Online Privacy for Kids and Teens


The online world presents a challenge to the privacy of today’s generation of kids and teens .  An online safety survey revealed that of the different generations – teens, parents and older adults – teens are viewed as the most vulnerable demographic group on the Internet.  The same survey found that parents and teens in the same household have different ideas about how much parents know about what their teen is doing online.  52% of parents say they sit alongside their teenager whenever they are online to monitor activity; but only 33% of teens in those same households confirm that.

So what does this mean for teens’ privacy online?  With social networking sites, instant chat and other internet technologies, teens are more likely than ever to interact online and find friends online.  While the Internet is a great place with many educational and recreational benefits, the challenge is that teens have a different perception when it comes to privacy online.  According to the survey, twice as many teens as parents (28% vs. 14%) are very likely to “Post a photograph of yourself and personal information or opinions, to share with your friends”.  One aspect of online privacy for kids and teens is helping them to understand what information is private, and how they should treat that  private information online.

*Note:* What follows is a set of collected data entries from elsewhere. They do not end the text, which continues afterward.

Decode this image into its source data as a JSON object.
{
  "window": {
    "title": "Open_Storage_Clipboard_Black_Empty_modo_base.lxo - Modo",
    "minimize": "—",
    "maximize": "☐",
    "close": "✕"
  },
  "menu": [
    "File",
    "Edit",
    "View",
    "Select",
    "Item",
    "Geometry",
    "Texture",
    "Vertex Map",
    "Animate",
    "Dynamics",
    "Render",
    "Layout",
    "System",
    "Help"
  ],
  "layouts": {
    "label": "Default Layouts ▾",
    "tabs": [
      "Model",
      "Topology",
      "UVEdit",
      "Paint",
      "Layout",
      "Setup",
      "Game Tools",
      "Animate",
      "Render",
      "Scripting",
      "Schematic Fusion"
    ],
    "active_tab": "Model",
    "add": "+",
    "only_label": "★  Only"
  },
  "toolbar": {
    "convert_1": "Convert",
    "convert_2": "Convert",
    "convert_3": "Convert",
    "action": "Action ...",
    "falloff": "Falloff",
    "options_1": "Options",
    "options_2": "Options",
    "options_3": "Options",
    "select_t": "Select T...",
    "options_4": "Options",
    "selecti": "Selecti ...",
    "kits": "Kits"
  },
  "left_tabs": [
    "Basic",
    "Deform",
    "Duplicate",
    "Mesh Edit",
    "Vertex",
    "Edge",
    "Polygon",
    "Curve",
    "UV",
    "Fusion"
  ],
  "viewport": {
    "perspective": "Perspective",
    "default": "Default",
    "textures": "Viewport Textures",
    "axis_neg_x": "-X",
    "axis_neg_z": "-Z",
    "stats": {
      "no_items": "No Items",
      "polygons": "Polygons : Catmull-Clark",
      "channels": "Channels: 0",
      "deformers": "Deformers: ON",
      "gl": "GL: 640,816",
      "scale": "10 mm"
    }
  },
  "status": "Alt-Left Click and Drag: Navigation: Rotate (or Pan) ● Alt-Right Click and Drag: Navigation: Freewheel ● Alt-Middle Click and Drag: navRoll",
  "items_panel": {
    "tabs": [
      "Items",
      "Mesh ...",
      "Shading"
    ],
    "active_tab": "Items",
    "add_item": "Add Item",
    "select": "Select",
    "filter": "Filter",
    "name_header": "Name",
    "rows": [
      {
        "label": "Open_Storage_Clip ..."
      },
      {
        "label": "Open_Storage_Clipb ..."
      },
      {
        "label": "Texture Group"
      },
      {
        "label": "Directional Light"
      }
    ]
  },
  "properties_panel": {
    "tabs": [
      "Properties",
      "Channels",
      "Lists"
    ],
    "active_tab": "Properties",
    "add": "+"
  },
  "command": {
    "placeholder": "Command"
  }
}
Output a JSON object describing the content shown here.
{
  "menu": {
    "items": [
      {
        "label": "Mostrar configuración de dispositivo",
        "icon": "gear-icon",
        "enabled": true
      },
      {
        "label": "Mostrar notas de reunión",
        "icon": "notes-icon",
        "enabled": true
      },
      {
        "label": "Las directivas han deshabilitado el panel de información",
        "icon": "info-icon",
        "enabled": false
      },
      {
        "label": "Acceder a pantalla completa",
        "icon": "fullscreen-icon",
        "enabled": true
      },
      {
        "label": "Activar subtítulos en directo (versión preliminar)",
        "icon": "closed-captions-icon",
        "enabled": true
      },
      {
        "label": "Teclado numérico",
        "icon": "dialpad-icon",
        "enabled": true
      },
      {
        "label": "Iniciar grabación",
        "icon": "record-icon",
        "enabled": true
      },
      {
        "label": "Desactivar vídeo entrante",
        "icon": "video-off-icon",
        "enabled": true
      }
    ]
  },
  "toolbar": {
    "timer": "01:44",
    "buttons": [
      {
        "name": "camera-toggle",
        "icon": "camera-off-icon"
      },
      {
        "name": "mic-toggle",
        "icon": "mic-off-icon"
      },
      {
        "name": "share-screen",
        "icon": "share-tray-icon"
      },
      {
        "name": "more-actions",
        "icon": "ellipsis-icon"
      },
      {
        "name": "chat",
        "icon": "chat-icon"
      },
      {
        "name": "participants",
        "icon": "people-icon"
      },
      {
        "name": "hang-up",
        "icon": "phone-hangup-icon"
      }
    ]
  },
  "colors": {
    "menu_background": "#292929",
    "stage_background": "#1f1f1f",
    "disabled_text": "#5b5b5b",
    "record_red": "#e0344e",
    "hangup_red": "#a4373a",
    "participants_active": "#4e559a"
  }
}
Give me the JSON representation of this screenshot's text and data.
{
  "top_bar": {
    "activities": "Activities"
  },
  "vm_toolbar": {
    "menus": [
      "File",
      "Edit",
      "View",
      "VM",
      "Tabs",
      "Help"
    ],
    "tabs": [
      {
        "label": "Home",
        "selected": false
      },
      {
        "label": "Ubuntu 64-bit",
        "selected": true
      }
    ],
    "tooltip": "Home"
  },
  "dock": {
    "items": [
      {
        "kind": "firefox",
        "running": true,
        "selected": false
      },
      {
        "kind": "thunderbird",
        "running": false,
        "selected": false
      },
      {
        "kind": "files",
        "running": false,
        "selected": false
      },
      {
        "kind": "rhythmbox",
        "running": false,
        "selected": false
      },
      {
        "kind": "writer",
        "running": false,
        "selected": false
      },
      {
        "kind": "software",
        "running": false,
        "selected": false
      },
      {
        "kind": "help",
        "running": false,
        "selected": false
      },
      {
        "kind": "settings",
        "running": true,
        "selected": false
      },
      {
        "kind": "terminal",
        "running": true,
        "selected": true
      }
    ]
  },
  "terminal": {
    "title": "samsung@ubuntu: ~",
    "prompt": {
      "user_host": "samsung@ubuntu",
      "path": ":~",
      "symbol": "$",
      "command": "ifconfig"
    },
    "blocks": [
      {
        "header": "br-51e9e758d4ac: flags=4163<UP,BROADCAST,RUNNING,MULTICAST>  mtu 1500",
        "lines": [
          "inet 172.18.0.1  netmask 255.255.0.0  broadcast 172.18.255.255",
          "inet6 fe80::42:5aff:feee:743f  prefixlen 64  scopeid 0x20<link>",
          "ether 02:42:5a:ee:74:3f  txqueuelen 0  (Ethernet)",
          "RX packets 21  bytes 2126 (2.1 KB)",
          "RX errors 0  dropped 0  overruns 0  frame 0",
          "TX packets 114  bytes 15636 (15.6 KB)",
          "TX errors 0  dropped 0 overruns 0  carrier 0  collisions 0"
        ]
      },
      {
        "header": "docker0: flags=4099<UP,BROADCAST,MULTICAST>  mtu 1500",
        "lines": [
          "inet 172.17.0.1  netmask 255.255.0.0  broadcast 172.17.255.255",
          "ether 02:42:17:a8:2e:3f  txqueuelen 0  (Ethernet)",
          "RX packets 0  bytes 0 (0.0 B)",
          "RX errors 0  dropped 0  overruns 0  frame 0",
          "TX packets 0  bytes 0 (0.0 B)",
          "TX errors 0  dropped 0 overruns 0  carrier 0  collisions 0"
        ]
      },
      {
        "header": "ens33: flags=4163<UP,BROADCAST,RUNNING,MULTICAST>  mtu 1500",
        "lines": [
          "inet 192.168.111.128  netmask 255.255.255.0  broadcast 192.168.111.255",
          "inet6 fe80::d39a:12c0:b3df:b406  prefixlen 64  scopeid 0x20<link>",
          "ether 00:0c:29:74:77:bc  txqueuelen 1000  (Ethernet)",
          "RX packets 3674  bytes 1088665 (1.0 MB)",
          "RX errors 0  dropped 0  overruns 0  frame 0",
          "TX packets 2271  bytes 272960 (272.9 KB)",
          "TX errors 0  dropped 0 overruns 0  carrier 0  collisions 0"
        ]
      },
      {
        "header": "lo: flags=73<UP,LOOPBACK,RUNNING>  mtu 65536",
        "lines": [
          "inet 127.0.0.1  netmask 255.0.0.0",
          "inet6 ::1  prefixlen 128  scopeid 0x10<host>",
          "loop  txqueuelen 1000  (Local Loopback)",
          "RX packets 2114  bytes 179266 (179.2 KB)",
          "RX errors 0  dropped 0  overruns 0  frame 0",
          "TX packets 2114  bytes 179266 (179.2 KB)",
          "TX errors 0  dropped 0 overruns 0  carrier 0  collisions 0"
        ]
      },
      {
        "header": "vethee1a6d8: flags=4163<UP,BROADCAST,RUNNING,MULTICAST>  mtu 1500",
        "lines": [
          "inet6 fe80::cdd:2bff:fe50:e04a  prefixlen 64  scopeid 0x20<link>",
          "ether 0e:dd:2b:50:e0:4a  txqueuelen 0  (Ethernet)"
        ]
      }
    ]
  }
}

Here are some things for teens to keep in mind as they interact on the Internet:

  • When posting information about yourself online, use this one rule: less is more.  The less personal information about yourself that you post online, the better.
  • Avoid posting information online that shares personal identifying information such as your last name, your home address, your phone number, date of birth, school or team name, travel plans, social security numbers, family financial information, bank or credit card number
  • Be cautious about posting photographs of yourself that include personal identifiable information, such as your house number in the background, your high school football team on your sweatshirt, etc.
  • Be careful about sharing information with people you don’t know.  If there’s someone online who you don’t really know, don’t accept them an Internet “friend.”
  • What goes online, stays online.  Once you put information, photographs, out on the Internet, they can be forwarded and stored, making it difficult if not impossible to determine who has access to your personal information and photos – and also making it difficult to delete your “digital records.”
  • Make sure you set privacy protections on social networking sites, so that only the people you approve can see your information.  Think twice before befriending someone you just met, perhaps at that party last week.  If you don’t know someone that well, do you really want them to have access to all the photos of you and your friends that you post on a social networking site?